„Narodowy Przegląd Strategiczny”, publikacja ministerstwa sił zbrojnych Francji, przedstawiająca główne kierunki rozwoju bezpieczeństwa państwa i modernizacji armii, zaleca wyciągnięcie wniosków z wojny na Ukrainie, zwiększenie budżetu na wojsko i podwojenie liczby rezerwistów.

Przygotowana przez resort analiza wymienia 10 strategicznych celów obrony interesów Francji: od utrzymania strategii odstraszania przez wzmocnienie potencjału obronnego po szybkie przestawienie się na „gospodarkę wojenną” w razie zaistnienia zagrożenia. W opracowaniu mowa jest również o podwojeniu liczby rezerwistów, a także rozważeniu wprowadzenia powszechnej służby wojskowej.

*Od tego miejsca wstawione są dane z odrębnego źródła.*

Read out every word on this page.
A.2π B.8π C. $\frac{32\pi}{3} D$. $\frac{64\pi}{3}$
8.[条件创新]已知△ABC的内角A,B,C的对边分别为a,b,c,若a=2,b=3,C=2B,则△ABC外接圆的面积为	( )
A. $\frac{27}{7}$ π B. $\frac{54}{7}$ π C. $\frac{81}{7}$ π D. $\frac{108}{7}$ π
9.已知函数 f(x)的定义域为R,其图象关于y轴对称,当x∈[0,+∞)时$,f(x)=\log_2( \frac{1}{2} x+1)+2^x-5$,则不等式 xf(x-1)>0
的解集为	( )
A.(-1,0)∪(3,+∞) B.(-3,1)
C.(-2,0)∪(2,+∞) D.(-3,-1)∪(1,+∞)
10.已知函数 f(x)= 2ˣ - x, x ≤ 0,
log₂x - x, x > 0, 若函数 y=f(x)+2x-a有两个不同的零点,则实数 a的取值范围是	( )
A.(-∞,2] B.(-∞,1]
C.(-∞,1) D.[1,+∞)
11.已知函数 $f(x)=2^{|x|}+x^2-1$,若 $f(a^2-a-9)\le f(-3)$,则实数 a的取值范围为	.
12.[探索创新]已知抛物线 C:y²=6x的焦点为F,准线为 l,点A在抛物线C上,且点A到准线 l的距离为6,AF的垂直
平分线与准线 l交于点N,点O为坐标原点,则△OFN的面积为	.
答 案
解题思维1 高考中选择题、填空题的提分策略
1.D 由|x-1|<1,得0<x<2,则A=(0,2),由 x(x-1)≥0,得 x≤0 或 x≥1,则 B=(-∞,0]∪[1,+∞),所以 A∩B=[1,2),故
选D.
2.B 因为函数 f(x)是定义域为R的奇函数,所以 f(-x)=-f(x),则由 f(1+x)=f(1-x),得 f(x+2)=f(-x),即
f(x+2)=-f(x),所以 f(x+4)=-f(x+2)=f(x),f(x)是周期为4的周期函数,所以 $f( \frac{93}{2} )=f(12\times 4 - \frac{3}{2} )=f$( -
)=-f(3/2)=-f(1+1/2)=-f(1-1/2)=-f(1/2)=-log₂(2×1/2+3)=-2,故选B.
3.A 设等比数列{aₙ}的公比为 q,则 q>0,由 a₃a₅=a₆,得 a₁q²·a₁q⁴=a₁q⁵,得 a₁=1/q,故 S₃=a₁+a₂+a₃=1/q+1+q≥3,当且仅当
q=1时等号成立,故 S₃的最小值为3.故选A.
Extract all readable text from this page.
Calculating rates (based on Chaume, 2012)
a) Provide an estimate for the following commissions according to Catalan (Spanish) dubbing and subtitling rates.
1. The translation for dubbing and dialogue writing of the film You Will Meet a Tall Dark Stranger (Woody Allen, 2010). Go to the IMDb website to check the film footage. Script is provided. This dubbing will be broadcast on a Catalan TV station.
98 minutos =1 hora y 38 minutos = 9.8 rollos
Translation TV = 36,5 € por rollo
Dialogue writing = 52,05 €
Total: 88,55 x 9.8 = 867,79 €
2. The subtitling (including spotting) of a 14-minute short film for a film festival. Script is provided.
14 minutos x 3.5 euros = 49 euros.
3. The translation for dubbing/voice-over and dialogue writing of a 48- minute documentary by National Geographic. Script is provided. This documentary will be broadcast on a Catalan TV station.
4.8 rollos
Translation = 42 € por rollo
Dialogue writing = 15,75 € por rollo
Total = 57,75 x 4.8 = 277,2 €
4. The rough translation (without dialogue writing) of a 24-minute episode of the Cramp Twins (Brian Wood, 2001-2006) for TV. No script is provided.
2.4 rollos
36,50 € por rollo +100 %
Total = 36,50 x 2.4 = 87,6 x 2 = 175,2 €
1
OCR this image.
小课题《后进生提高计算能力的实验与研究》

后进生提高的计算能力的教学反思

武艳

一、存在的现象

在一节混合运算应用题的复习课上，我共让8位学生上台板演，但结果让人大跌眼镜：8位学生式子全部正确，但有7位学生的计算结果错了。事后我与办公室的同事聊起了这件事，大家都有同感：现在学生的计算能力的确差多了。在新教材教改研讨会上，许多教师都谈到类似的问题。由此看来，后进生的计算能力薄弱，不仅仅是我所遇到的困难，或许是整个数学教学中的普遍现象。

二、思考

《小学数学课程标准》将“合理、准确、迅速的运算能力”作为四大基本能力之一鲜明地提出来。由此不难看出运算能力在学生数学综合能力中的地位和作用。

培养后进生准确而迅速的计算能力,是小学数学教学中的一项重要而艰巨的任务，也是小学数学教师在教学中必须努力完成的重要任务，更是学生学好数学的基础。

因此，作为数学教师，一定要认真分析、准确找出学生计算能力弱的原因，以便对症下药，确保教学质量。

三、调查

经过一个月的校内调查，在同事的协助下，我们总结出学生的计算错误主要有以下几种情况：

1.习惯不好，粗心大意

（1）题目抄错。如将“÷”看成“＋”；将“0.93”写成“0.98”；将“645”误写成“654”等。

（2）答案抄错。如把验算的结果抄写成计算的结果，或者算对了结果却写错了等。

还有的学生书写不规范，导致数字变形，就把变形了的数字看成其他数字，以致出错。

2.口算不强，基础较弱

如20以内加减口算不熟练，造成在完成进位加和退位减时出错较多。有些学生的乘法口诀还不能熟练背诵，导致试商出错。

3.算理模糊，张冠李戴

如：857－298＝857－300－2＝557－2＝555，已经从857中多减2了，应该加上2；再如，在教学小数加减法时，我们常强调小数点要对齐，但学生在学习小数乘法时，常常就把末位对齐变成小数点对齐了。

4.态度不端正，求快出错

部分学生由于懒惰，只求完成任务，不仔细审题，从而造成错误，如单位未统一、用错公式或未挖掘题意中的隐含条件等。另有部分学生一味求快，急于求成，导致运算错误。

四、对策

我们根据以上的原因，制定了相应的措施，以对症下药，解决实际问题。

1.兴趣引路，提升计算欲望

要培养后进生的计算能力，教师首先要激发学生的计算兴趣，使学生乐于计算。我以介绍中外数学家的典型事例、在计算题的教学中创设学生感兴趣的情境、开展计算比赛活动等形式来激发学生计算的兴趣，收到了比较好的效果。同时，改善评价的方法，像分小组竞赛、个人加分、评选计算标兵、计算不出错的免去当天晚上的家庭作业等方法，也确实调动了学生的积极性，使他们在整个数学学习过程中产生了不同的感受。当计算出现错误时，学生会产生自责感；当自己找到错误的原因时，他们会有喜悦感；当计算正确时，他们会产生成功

„To zmiana w mentalności, która musi zostać pomyślnie wprowadzona, aby przygotować umysły na wypadek wojny” – mówią dziennikowi „Le Figaro” doradcy prezydenta Emmanuela Macrona w Pałacu Elizejskim.

Armia powinna opierać się na trzech filarach: odstraszaniu nuklearnym, gwarantującym ochronę żywotnych interesów Francji, konwencjonalnych zdolnościach bojowych i mobilizacji społeczeństwa w razie konfliktu – wskazuje „Narodowy Przegląd Strategiczny”.

"Wojna na Ukrainie zakwestionowała obecny model armii francuskiej. Armia do 2030 r. powinna zapewnić Francji zdolność do radzenia sobie z możliwym powrotem do konfliktu międzypaństwowego o wysokiej intensywności, a także ze strategią działań hybrydowych, stosowanych przez wrogów" – wskazuje dziennik „Le Figaro”, opisując debatę, jaka toczy się obecnie we francuskich kręgach wojskowych.

W środę francuskie media zastanawiają się, czy Francja byłaby w stanie obronić swoje terytorium w razie bezpośredniego militarnego ataku konwencjonalnego. Wypowiadający się w mediach wojskowi wskazują, że armia nie ma dostatecznej ilości broni i sprawnego sprzętu, w tym czołgów.

Tymczasem były szef sztabu generał gen. Pierre de Villiers uważa, że budżet wojska na 2023 r (który wyniesie 44 mld euro) jest zbyt mały, aby realizować ambitne cele wskazane w „Narodowym Przeglądzie Strategicznym” i „dalece niewystarczający, aby poradzić sobie z konfliktem o dużej intensywności”. Niemcy zapowiedziały nadzwyczajne zwiększenie wydatków na wojsko do 100 mld euro – podkreśla de Villiers.

Prezydent Macron w środę rozmawiał z przedstawicielami armii w jednostce w Tulonie.